A dissonância cognitiva de Lula e Janja sobre a polarização
O governo lançou ontem, dia 10, a campanha publicitária “O Brasil é um só povo”. Dois dias antes, Lula e Janja haviam feito afirmações contra o bolsonarismo, conclamando a...
O governo lançou ontem, dia 10, a campanha publicitária “O Brasil é um só povo”. Dois dias antes, Lula e Janja haviam feito afirmações contra o bolsonarismo, conclamando a uma reação. Pode parecer um simples descompasso, não é. Estamos diante de uma ferramenta poderosa na política atual, a dissonância cognitiva.
A campanha é contra a polarização política, apelando à unidade do povo brasileiro, que não deve ser dividido. Coincide com a história da Frente Ampla, muito presente na campanha de Lula. A ideia é que ele venceria para unir um Brasil dividido, ser o presidente de todos.
Lula jamais desceu do palanque. Em todas as oportunidades possíveis, fala contra o bolsonarismo. Seria possível a leitura de que tem um adversário político. Mas o teor das falas é outro, ofende aqueles que votaram em Jair Bolsonaro, seja porque gostam dele ou porque não queriam a volta do PT. Entre os luloafetivos mais aguerridos, até quem não fez campanha para Lula entra na dança.

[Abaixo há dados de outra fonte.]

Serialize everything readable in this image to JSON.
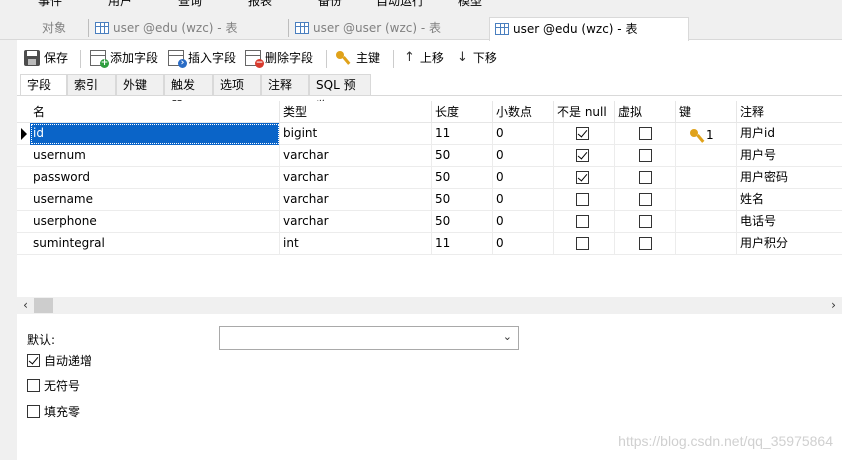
{
  "menubar": {
    "items": [
      "事件",
      "用户",
      "查询",
      "报表",
      "备份",
      "自动运行",
      "模型"
    ]
  },
  "tabs": [
    {
      "label": "对象",
      "icon": "none",
      "active": false
    },
    {
      "label": "user @edu (wzc) - 表",
      "icon": "table-icon",
      "active": false
    },
    {
      "label": "user @user (wzc) - 表",
      "icon": "table-icon",
      "active": false
    },
    {
      "label": "user @edu (wzc) - 表",
      "icon": "table-icon",
      "active": true
    }
  ],
  "toolbar": {
    "save": "保存",
    "add_field": "添加字段",
    "insert_field": "插入字段",
    "delete_field": "删除字段",
    "primary_key": "主键",
    "move_up": "上移",
    "move_down": "下移"
  },
  "subtabs": [
    "字段",
    "索引",
    "外键",
    "触发器",
    "选项",
    "注释",
    "SQL 预览"
  ],
  "grid": {
    "headers": [
      "名",
      "类型",
      "长度",
      "小数点",
      "不是 null",
      "虚拟",
      "键",
      "注释"
    ],
    "rows": [
      {
        "name": "id",
        "type": "bigint",
        "length": "11",
        "decimals": "0",
        "not_null": true,
        "virtual": false,
        "key": "1",
        "comment": "用户id"
      },
      {
        "name": "usernum",
        "type": "varchar",
        "length": "50",
        "decimals": "0",
        "not_null": true,
        "virtual": false,
        "key": "",
        "comment": "用户号"
      },
      {
        "name": "password",
        "type": "varchar",
        "length": "50",
        "decimals": "0",
        "not_null": true,
        "virtual": false,
        "key": "",
        "comment": "用户密码"
      },
      {
        "name": "username",
        "type": "varchar",
        "length": "50",
        "decimals": "0",
        "not_null": false,
        "virtual": false,
        "key": "",
        "comment": "姓名"
      },
      {
        "name": "userphone",
        "type": "varchar",
        "length": "50",
        "decimals": "0",
        "not_null": false,
        "virtual": false,
        "key": "",
        "comment": "电话号"
      },
      {
        "name": "sumintegral",
        "type": "int",
        "length": "11",
        "decimals": "0",
        "not_null": false,
        "virtual": false,
        "key": "",
        "comment": "用户积分"
      }
    ]
  },
  "props": {
    "default_label": "默认:",
    "default_value": "",
    "auto_increment": {
      "label": "自动递增",
      "checked": true
    },
    "unsigned": {
      "label": "无符号",
      "checked": false
    },
    "zerofill": {
      "label": "填充零",
      "checked": false
    }
  },
  "watermark": "https://blog.csdn.net/qq_35975864",
  "colors": {
    "selection": "#0a64c8",
    "key_icon": "#e0a21a",
    "toolbar_bg": "#f0f0f0"
  }
}
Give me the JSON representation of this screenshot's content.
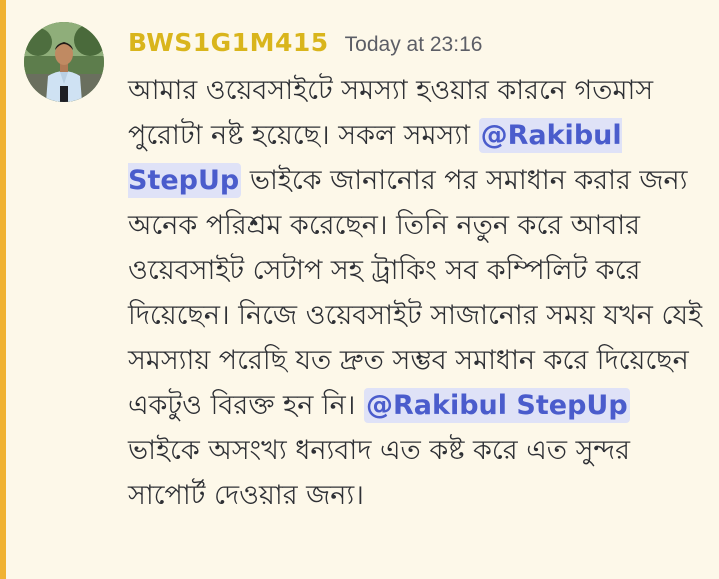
{
  "message": {
    "username": "BWS1G1M415",
    "timestamp": "Today at 23:16",
    "segments": [
      {
        "type": "text",
        "text": "আমার ওয়েবসাইটে সমস্যা হওয়ার কারনে গতমাস পুরোটা নষ্ট হয়েছে। সকল সমস্যা "
      },
      {
        "type": "mention",
        "text": "@Rakibul StepUp"
      },
      {
        "type": "text",
        "text": " ভাইকে জানানোর পর সমাধান করার জন্য অনেক পরিশ্রম করেছেন। তিনি নতুন করে আবার ওয়েবসাইট সেটাপ সহ ট্রাকিং সব কম্পিলিট করে দিয়েছেন। নিজে ওয়েবসাইট সাজানোর  সময় যখন যেই সমস্যায় পরেছি যত দ্রুত সম্ভব সমাধান করে দিয়েছেন একটুও বিরক্ত হন নি। "
      },
      {
        "type": "mention",
        "text": "@Rakibul StepUp"
      },
      {
        "type": "text",
        "text": " ভাইকে অসংখ্য ধন্যবাদ এত কষ্ট করে এত সুন্দর সাপোর্ট দেওয়ার জন্য।"
      }
    ]
  },
  "colors": {
    "background": "#fdf8e9",
    "highlight_bar": "#f0b232",
    "username": "#d9b51c",
    "mention_bg": "#dfe2f7",
    "mention_text": "#4a5ccc"
  },
  "icons": {
    "avatar": "user-avatar-photo"
  }
}
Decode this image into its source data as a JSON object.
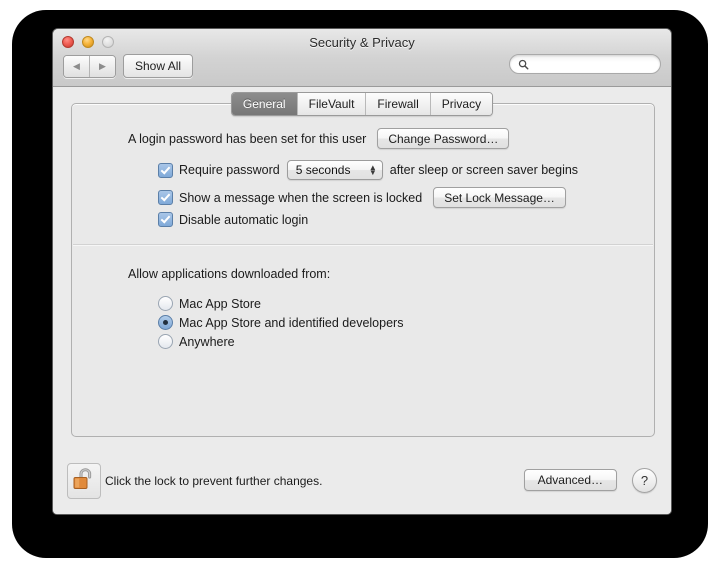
{
  "window": {
    "title": "Security & Privacy",
    "traffic_lights": [
      "close",
      "minimize",
      "zoom"
    ]
  },
  "toolbar": {
    "back_label": "◀",
    "forward_label": "▶",
    "show_all_label": "Show All",
    "search": {
      "value": "",
      "placeholder": ""
    }
  },
  "tabs": [
    {
      "label": "General",
      "selected": true
    },
    {
      "label": "FileVault",
      "selected": false
    },
    {
      "label": "Firewall",
      "selected": false
    },
    {
      "label": "Privacy",
      "selected": false
    }
  ],
  "general": {
    "login_password_text": "A login password has been set for this user",
    "change_password_label": "Change Password…",
    "require_password": {
      "checked": true,
      "label_before": "Require password",
      "interval_value": "5 seconds",
      "label_after": "after sleep or screen saver begins"
    },
    "show_message": {
      "checked": true,
      "label": "Show a message when the screen is locked",
      "button_label": "Set Lock Message…"
    },
    "disable_auto_login": {
      "checked": true,
      "label": "Disable automatic login"
    },
    "allow_apps_heading": "Allow applications downloaded from:",
    "allow_apps_options": [
      {
        "label": "Mac App Store",
        "selected": false
      },
      {
        "label": "Mac App Store and identified developers",
        "selected": true
      },
      {
        "label": "Anywhere",
        "selected": false
      }
    ]
  },
  "footer": {
    "lock_icon": "open-padlock-icon",
    "lock_text": "Click the lock to prevent further changes.",
    "advanced_label": "Advanced…",
    "help_label": "?"
  },
  "colors": {
    "window_bg": "#ebebeb",
    "panel_bg": "#e9e9e9",
    "selected_tab_bg": "#7f7f7f",
    "control_blue": "#7fa9d8",
    "backdrop": "#000000",
    "lock_body": "#e08a3c"
  }
}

No presente momento, temos uma campanha cuja ideia é unir o país. Janja, a primeira-dama, defendeu que não usemos mais o termo bolsonarismo. Ele deve ser substituído por fascismo. “A gente precisa começar a chamar as pessoas de fascista, porque é isso que elas são. É o fascismo que mata, que nos anula, que quer nos anular”, declarou.
Faz muito tempo que os petistas chamam de fascista até barraquinha de cachorro quente. O próprio vice, Geraldo Alckmin, era considerado fascista. Houve militante proeminente que chamou Marina Silva de mãe do fascismo brasileiro.
A primeira-dama conclamou a piorar um clima que já é absurdamente polarizado e insuportável para muita gente. Lula complementou, dizendo que a militância deve se opor ao bolsonarismo. A lógica de Lula e Janja é latir de volta se eles latirem, nas palavras do próprio presidente.
Dissonância cognitiva ocorre quando temos um discurso alinhado a um conjunto de princípios mas a experiência prática é diferente. No caso, o discurso é de união e de um único Brasil. Na prática, os mesmos líderes que dizem isso pregam diariamente a polarização.
É algo que acontece em grandes e pequenos princípios. No ataque contra a jornalista Andreza Matais ocorreu algo parecido. Lideranças petistas diziam ser contra ataques pessoais mas postavam o perfil da jornalista que chefiou reportagens contra o governo. Ao mesmo tempo a liderança diz ser contra ataques pessoais mas cria a tempestade perfeita para que eles aconteçam.
Quando uma pessoa está diante da dissonância cognitiva pode se impor e dizer que respeita seus princípios. A minoria fará isso. A maioria vai simplesmente se calar para não criar problemas. Haverá também um grupo que vai justificar o comportamento como exceção, dando a desculpa moral para a traição dos princípios.
É um mecanismo muito efetivo para distorção dos princípios. Por meio dele chegamos à situação em que pessoas defendem uma coisa e agem no sentido contrário com a maior naturalidade. Na era da hipercomunicação, em que estamos nas redes o tempo todo e nos sentimos forçados a opinar sobre tudo, funciona melhor e mais rápido.
Lula precisa do bolsonarismo vivo e da polarização acirrada para ser competitivo nas próximas eleições. Está agindo assim desde o princípio. Muitos têm apontado a dissonância cognitiva, mas ela prossegue.
A campanha para unir o Brasil seria boa caso não houvesse a dissonância cognitiva. Com ela presente, a campanha em si serve à polarização. Ela passa a ser a desculpa para trair esses princípios e agir diferente. Na lógica de grupos, isso passa a ser correto. Não existe mais o apelo à união porque ele se dissolve, vira palavras que nada significam.
O país está dividido e o debate político se torna cada vez mais superficial e violento. Resta saber se a maioria, que rejeita a polarização mas se mantém calada, vai se render a essa lógica ou reagir.